When almost everyone in the class had finished writing, Wang Zhezi glanced at the time and dismissed them ten minutes early.
Tao Zhi was still thinking about her phone. The moment Wang Zhezi gave the word, she stuffed her books into her bag at lightning speed, yanked the zipper shut, and dashed out of the classroom.
The math office was by the staircase on the second floor. Tao Zhi stood at the doorway with her backpack on, clutching the doorframe as she peeked inside.
Only a few teachers were there. No one sat at Wang Er’s desk, but his things were still on it—it looked like he was still in class and hadn’t left yet.
Tao Zhi waited by the door for a while, mentally rehearsing what she was going to say later, how to play the pitiful act to get her phone back.

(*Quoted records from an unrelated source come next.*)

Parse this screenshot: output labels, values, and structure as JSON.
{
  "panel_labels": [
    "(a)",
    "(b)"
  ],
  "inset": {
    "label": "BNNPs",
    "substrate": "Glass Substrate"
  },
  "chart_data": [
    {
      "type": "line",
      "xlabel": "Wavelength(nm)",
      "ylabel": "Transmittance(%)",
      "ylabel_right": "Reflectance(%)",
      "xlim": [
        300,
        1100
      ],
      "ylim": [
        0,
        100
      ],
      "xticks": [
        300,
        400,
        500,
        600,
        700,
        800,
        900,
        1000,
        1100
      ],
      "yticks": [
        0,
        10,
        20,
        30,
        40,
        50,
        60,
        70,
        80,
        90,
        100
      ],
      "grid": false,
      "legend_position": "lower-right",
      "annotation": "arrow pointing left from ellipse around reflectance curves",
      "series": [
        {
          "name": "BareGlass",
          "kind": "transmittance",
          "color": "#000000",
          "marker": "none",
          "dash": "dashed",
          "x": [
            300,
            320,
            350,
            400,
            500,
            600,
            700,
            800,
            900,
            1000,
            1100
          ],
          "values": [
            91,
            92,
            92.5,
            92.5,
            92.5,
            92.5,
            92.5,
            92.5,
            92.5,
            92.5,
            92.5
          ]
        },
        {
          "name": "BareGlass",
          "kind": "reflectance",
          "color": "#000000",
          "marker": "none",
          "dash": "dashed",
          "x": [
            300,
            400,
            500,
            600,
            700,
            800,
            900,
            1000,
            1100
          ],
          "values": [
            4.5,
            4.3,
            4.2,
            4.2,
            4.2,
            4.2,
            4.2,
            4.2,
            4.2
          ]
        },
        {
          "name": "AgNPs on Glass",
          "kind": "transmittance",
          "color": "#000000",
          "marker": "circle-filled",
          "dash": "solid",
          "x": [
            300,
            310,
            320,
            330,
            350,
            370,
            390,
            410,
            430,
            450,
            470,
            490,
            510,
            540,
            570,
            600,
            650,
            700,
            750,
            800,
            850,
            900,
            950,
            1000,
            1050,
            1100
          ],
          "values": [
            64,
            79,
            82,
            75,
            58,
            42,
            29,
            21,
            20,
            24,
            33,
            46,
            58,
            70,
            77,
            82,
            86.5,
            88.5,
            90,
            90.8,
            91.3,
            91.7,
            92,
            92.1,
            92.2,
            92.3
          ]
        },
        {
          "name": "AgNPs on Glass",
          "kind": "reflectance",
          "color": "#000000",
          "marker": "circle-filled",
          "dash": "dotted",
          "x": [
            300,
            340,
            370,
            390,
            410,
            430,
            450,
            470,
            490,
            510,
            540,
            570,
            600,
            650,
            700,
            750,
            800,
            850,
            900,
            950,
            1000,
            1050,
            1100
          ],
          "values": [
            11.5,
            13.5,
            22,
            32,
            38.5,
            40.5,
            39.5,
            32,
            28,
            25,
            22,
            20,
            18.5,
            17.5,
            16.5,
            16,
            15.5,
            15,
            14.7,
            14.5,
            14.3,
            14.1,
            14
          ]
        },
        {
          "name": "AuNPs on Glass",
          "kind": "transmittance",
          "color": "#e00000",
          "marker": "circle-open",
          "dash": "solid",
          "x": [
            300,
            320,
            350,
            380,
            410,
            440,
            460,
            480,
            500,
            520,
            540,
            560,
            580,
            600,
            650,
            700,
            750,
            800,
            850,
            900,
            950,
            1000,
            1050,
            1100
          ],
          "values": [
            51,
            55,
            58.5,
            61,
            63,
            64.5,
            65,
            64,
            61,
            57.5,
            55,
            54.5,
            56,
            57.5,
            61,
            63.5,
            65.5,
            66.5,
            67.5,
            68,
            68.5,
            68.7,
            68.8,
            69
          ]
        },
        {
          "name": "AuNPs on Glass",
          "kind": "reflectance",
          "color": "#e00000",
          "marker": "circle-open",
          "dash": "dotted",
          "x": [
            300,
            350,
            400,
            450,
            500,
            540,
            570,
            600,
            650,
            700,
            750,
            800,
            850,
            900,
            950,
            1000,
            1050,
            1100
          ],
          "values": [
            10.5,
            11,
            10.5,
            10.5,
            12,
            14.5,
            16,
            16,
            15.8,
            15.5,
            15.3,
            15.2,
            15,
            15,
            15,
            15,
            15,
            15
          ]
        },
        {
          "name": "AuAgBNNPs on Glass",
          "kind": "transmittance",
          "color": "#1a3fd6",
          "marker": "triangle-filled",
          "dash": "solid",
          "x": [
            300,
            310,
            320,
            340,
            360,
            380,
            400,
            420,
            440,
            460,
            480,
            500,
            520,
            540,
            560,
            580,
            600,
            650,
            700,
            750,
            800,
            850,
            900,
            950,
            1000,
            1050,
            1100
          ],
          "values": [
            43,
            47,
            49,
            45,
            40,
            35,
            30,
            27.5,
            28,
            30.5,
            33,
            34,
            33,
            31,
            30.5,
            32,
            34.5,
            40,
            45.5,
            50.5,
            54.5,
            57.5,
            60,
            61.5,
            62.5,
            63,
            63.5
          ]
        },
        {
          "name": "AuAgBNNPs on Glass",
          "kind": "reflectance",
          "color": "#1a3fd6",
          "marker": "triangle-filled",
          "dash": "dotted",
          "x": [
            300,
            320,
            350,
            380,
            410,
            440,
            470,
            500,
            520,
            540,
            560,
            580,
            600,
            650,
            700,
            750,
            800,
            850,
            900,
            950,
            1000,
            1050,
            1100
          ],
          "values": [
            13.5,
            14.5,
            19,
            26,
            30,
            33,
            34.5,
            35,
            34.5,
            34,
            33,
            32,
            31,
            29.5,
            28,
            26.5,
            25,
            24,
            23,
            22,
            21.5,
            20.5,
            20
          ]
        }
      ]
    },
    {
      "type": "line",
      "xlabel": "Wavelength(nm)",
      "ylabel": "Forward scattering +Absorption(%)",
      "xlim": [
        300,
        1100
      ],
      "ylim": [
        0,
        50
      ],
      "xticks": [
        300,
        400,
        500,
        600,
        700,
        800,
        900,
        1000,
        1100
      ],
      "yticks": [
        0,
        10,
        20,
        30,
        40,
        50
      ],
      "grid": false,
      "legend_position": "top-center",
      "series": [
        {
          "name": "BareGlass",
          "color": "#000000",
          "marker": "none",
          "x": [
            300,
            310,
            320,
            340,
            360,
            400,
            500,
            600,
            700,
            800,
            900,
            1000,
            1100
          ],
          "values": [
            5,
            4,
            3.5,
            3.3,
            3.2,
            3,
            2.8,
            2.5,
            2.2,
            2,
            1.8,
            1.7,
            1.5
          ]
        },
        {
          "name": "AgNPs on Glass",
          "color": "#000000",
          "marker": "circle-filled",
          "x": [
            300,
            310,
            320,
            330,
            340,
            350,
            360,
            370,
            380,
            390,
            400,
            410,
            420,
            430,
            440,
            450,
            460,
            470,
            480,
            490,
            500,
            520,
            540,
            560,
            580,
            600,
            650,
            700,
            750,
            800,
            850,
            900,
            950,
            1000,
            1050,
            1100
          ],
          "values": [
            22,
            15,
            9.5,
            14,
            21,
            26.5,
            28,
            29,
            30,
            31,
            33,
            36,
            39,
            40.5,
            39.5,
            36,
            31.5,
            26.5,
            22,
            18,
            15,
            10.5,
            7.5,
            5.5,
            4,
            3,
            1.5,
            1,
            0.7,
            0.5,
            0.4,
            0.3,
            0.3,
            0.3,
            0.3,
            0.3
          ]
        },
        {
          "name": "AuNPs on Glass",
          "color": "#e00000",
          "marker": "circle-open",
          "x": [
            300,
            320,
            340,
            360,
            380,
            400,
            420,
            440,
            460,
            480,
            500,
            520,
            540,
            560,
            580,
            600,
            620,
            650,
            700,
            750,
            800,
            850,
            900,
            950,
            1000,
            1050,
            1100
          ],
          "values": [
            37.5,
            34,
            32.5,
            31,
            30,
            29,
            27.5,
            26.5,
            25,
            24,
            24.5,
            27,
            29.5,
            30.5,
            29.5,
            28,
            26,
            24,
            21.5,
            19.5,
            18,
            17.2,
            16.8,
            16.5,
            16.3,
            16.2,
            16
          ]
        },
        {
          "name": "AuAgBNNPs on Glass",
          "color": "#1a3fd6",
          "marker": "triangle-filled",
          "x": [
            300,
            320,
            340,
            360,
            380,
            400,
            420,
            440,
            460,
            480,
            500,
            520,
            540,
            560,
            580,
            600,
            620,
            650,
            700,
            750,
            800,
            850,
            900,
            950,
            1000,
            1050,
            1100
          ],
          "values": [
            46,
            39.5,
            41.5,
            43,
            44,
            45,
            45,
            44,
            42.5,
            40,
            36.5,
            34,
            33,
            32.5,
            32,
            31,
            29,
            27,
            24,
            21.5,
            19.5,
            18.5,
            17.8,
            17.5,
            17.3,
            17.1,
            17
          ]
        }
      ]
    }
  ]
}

She leaned against the wall, shaking her head and muttering to herself in thought, when a shadow suddenly fell over her. A voice came from above her head.
“Who are you waiting for?”
Tao Zhi looked up.
Jiang Qihuai stood before her, his head slightly lowered as he looked at her.
The dim yellow light of the corridor was completely blocked by his figure. The boy stood against the light; his features were hidden in shadow, long lashes tracing deep arcs at the corners of his eyes. His light-colored pupils looked almost black under the glow.
Tao Zhi was once again distracted by his beauty for two seconds before she finally said, “Waiting for Wang Er. I want to get my phone back.”
Jiang Qihuai nodded. “Finished memorizing your English yet?”
At that moment, Tao Zhi’s mind was entirely occupied with how to act pitiful in front of Wang Er later. She had no mood to think about English. Watching the other end of the corridor, waiting for Wang Er to return, she answered absentmindedly, “No, no, how could I finish all that in one afternoon?”
Jiang Qihuai slipped one hand into the pocket of his school uniform jacket. Between his long fingers, he pinched a silver-white phone. He pulled it out and waved it lightly in front of her.
Tao Zhi’s gaze froze for a moment.
Her phone.
The one she had just bought at the start of the semester—the newest model.
The one that contained her five hundred Happy Beans.
Tao Zhi lifted her eyes, staring blankly at him. “When did you get that?”
“This afternoon,” Jiang Qihuai said.
Tao Zhi took two steps forward and reached out to grab it.
But Jiang Qihuai, with his long arms, simply raised it higher. The phone shot upward like it was on a drop tower, brushing past the girl’s soft fingertips but staying just out of reach.
He was tall, and with his arm lifted, the phone dangled high above her head—close enough to see, impossible to touch.
Tao Zhi turned her head and glared at him in irritation.
Jiang Qihuai lazily twirled the phone between his fingers, his tone unhurried. “When you finish memorizing the book, you’ll get it back.”